Elle a occupé par la suite les postes de monitrice éducatrice à compter de juin 1976, puis d’éducatrice spécialisée à compter de février 1995. En dernier lieu, son salaire mensuel brut de base était de 2.109 €.
La relation de travail est soumise à la Convention Collective Nationale de travail des Etablissements Privés d’Hospitalisation, de Soins, de Cure et de Garde à but non lucratif du 31 octobre 1951, réformée par avenant applicable à compter du 1er juillet 2003, instaurant notamment une prime d’ancienneté.

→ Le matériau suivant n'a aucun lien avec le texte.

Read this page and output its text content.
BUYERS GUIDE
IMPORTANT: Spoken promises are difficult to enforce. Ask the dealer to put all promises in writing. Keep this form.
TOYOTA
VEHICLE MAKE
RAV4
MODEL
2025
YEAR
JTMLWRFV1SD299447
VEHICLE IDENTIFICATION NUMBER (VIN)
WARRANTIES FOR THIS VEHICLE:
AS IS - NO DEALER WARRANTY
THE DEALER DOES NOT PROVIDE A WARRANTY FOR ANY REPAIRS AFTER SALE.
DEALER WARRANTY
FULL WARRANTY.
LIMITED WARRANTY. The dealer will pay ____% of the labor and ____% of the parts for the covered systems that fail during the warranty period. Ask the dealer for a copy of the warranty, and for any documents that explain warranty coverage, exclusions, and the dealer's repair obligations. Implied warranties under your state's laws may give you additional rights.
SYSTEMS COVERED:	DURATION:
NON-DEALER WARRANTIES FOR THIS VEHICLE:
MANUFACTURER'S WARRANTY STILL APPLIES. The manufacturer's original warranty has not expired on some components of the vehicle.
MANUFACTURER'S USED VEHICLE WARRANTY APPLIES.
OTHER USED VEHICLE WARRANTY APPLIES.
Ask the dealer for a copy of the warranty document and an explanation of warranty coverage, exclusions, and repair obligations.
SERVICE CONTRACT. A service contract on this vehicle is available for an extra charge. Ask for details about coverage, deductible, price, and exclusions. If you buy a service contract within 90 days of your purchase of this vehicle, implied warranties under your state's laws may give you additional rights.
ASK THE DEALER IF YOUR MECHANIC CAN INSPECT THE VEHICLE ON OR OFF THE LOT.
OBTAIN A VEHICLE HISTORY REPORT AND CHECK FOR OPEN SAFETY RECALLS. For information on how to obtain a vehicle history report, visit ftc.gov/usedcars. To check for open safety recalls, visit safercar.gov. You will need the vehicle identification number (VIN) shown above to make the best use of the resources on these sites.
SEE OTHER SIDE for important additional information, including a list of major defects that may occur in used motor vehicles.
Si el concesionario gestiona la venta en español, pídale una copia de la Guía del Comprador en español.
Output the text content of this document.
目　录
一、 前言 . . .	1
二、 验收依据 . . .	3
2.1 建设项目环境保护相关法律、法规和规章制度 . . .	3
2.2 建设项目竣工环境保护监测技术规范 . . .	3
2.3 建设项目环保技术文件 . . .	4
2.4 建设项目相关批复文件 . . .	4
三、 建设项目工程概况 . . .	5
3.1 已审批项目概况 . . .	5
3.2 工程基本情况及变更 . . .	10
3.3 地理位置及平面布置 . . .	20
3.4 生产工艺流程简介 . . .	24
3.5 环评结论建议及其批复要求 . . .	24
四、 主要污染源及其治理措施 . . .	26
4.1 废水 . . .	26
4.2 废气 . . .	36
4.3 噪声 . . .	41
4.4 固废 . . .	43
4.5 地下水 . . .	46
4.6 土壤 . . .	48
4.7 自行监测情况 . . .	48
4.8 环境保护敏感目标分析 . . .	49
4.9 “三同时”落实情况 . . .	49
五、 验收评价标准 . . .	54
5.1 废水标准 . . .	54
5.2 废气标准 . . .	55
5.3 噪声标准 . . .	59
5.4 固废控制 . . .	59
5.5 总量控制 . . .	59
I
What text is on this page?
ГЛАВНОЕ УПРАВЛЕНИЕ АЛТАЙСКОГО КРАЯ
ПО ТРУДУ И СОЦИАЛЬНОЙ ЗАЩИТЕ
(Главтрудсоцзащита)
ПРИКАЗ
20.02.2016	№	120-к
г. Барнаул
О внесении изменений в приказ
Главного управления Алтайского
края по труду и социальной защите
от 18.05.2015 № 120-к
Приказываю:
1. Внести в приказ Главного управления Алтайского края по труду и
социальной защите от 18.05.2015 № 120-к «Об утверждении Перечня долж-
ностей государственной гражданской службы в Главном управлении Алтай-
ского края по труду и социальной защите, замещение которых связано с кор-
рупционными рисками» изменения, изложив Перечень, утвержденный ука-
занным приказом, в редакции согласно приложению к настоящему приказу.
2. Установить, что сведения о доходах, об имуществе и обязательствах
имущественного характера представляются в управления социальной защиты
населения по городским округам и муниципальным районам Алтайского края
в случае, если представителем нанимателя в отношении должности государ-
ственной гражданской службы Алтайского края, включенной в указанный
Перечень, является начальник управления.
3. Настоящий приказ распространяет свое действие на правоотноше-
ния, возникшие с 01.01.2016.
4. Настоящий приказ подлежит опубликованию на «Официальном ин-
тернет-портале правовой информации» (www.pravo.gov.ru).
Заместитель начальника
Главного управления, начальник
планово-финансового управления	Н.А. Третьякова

Le Conseil des Prud’hommes de NANCY a été saisie par la salariée le 16 avril 2012 d’une demande tendant à voir constater que l’employeur n’a pas respecté les dispositions de la convention relatives à sa prime d’ancienneté.
Mme A a sollicité du Conseil des Prud’hommes qu’il condamne l’employeur à lui verser les sommes de :
— 7.850,97 € bruts au titre du rappel de prime d’ancienneté d’avril 2007 à février 2012 ;
— 785,10 € au titre des congés payés y afférents ;
— 10.000 € à titre de dommages et intérêts pour manquement par l’employeur à son obligation d’exécuter de bonne foi les dispositions à sa charge au titre du contrat de travail ;
Elle a également demandé qu’il soit ordonné à l’employeur de lui remettre un bulletin de salaire conforme, sous astreinte de 50 € de retard, 8 jours passés après la notification de la décision par le greffe.
Elle a enfin sollicité la condamnation de l’employeur à lui verser la somme de 2.000 € au titre de l’article 700 du code de procédure civile, outre aux dépens.
Mme A a fait valoir ses droits à la retraite le 1er novembre 2012.
Par jugement du 6 mars 2013, le Conseil des Prud’hommes a rejeté l’ensemble des demandes de Mme A.
Les premiers juges ont estimé que l’employeur avait correctement pris en compte l’ancienneté de la salariée lorsqu’il a procédé à son reclassement.
Mme A a relevé appel dans les délais de cette décision le 23 mars 2013.
Elle sollicite l’infirmation du jugement et maintient l’ensemble de ses demandes, portant à la somme de 8.424,46 € celle au titre du rappel de la prime d’ancienneté d’avril 2007 à octobre 2012 et à 842,45 € celle au titre des congés payés y afférents. Elle demande également la condamnation de l’employeur à lui verser la somme de 430,14 € bruts au titre du complément d’indemnité de départ à la retraite.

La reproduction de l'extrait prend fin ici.